The Parahuan Palachs, searching for an explanation of their own defeat, decided they weren’t long gone. The mysterious superhuman Tuvelas not only were still around, they were now the true secret rulers of the Federation of the Hub. They had organized and guided the operation which resulted in the defeat of the Parahuan expeditionary forces.

The Everliving, or at least a majority of them, didn’t intend to let the matter rest there. They now had a rationalization of the past disaster, and it restored to some extent their shattered pride. To have been bested by a foe of abnormal ability whose existence hadn’t been suspected, that could be accepted. The human species as such was inferior to Porad Anz. Its apparent strength lay in the fact that its vast masses were directed and controlled by these freakish monsters.

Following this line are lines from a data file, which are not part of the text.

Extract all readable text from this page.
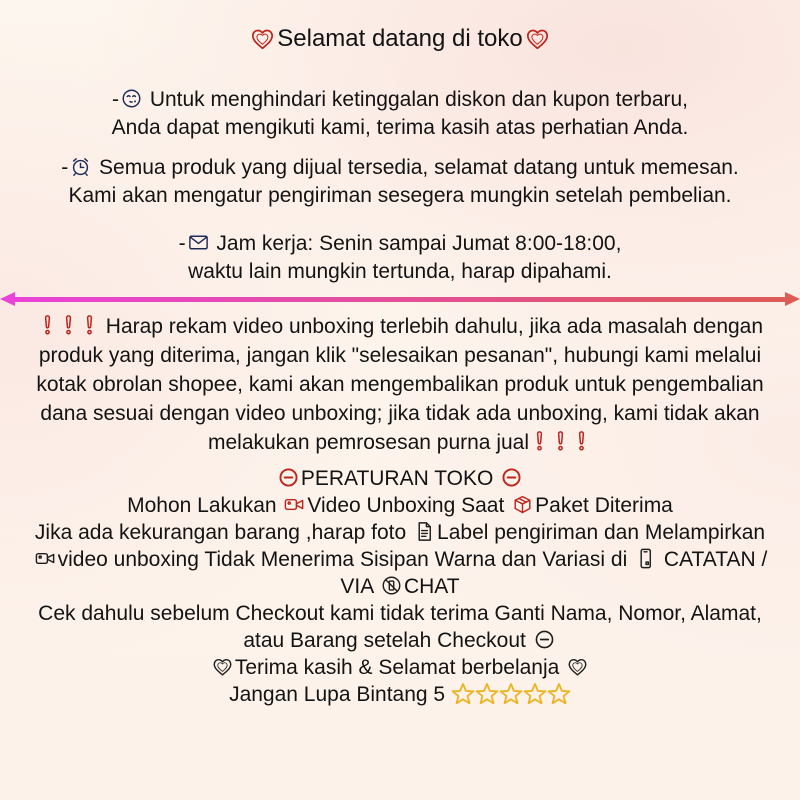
Selamat datang di toko
- Untuk menghindari ketinggalan diskon dan kupon terbaru,
Anda dapat mengikuti kami, terima kasih atas perhatian Anda.
- Semua produk yang dijual tersedia, selamat datang untuk memesan.
Kami akan mengatur pengiriman sesegera mungkin setelah pembelian.
- Jam kerja: Senin sampai Jumat 8:00-18:00,
waktu lain mungkin tertunda, harap dipahami.
Harap rekam video unboxing terlebih dahulu, jika ada masalah dengan
produk yang diterima, jangan klik "selesaikan pesanan", hubungi kami melalui
kotak obrolan shopee, kami akan mengembalikan produk untuk pengembalian
dana sesuai dengan video unboxing; jika tidak ada unboxing, kami tidak akan
melakukan pemrosesan purna jual
PERATURAN TOKO
Mohon Lakukan Video Unboxing Saat Paket Diterima
Jika ada kekurangan barang ,harap foto Label pengiriman dan Melampirkan
video unboxing Tidak Menerima Sisipan Warna dan Variasi di  CATATAN /
VIA CHAT
Cek dahulu sebelum Checkout kami tidak terima Ganti Nama, Nomor, Alamat,
atau Barang setelah Checkout
Terima kasih & Selamat berbelanja
Jangan Lupa Bintang 5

To even the score with the Tuvelas, to bring them down and destroy them, became an abiding obsession with the Everliving—or again, at least with a majority of them. Some evidently felt from the beginning that the Tuvelas might be such dangerous opponents that it would be better not to come into conflict with them a second time. The view never became popular, but it was agreed that all reasonable precautions should be taken to avoid another debacle. The majority opinion remained that since a Parahuan Great Palach was the ultimate development of life, the human Tuvela could not possibly be his superior. The advantage of the Tuvelas had been solely that the Everliving hadn’t known they were there—and naturally hadn’t considered such a remote possibility in preparing the first attack.